The case sprang from a business dispute with shareholders of a Siberian bank.

Prosecutors said Mr. Calvey and other executives at his fund embezzled 2.5 billion rubles (about $34 million) by persuading shareholders of the bank, Vostochny Bank, to accept a stake in another company at an inflated price.

In his defense, Mr. Calvey argued that the bank shareholders had full access to information about the value of the shares when they accepted them in lieu of repayment for a loan and moreover that the case should have been decided by commercial arbitration.

“I came to Russia and remained here because I loved this country from the start and believed that Russia has potential to become one of the world’s leading investment markets,” Mr. Calvey said in a closing statement at his trial last month.
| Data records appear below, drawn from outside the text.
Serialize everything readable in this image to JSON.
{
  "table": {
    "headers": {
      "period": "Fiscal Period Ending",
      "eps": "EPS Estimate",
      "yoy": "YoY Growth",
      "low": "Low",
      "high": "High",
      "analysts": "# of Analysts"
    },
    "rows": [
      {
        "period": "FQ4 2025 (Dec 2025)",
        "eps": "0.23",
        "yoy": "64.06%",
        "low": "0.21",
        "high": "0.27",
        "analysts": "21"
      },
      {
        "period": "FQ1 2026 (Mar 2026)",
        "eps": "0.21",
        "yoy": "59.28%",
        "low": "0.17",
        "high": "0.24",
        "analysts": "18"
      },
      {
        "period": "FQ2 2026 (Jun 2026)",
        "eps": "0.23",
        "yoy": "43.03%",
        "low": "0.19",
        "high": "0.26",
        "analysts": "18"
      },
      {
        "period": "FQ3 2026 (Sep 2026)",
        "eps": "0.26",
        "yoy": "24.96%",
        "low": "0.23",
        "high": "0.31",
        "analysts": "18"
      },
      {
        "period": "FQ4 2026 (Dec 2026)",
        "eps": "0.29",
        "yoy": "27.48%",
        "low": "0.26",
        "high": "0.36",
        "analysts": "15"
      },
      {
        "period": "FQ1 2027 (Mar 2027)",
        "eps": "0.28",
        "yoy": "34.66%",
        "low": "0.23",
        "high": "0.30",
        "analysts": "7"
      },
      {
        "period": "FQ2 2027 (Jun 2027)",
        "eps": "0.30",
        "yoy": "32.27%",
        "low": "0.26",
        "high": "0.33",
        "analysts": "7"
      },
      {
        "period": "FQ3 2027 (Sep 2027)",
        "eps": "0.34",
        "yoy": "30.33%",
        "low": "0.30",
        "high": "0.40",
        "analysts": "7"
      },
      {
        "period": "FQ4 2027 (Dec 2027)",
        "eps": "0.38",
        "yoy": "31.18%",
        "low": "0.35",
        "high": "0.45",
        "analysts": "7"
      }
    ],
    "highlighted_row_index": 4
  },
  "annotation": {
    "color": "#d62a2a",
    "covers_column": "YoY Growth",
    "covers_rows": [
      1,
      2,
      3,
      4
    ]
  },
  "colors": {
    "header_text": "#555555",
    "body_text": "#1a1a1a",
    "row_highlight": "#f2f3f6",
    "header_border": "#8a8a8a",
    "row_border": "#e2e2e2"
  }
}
“I convinced investors to share my trust in the future of Russia,” he said. “Even after 2014, when the geopolitical climate worsened and sanctions were imposed on Russia, I continued to defend the image of Russia as an attractive country for work and investment.”

Mr. Calvey’s push for investment continued despite two decades of government takeovers of companies, ruble devaluations and politically hued arrests, including that of Sergei L. Magnitsky, who died in pretrial detention and had been working as a lawyer for another prominent foreign investor, William F. Browder.

Russia’s onetime richest man, Mikhail B. Khodorkovsky, the founder of an oil company, was twice convicted and sentenced to lengthy terms in the penal colonies.

Conditions there are harsh. In one prison, Mr. Khodorkovsky was stabbed in the face with a homemade knife. The warden said another inmate was fending off an unwanted sexual advance, something Mr. Khodorkovsky denied.

Mr. Calvey’s investment firm had focused on internet and retail start-ups that were benefiting from the wealth generated by the petroleum industry and finding success serving the country’s emerging middle class.

The arrest and detention of Mr. Calvey and his colleagues in 2019 prompted fears that the executives of other American companies might be similarly arrested in a climate of tense relations with the United States. The seven executives were convicted in a Russian court Thursday and their sentences delivered Friday.

Even in detention, Mr. Calvey continued to speak out in favor of the investment case for Russia, reading statements to that effect at hearings from inside the aquarium-like glass box in which defendants are held in Russian courts.

Russian entrepreneurs are frequent targets of shakedowns and shadowy schemes to steal assets, Russia’s own business ombudsman has said. Arrests are common. Today, about one of every 10 prisoners in Russia’s penal colonies are white-collar criminals.

The government’s earnings from commodity exports like oil and natural gas, which flow regardless of what Russian courts do inside the country, have left it largely unconcerned about the country’s investment climate, economists noted. And an independent court system that would help investors could also weaken control over the political opposition.

“Russia is in a situation which might be called investment pause,” Natalia Akindinova, a researcher at the Higher School of Economics, said in an interview.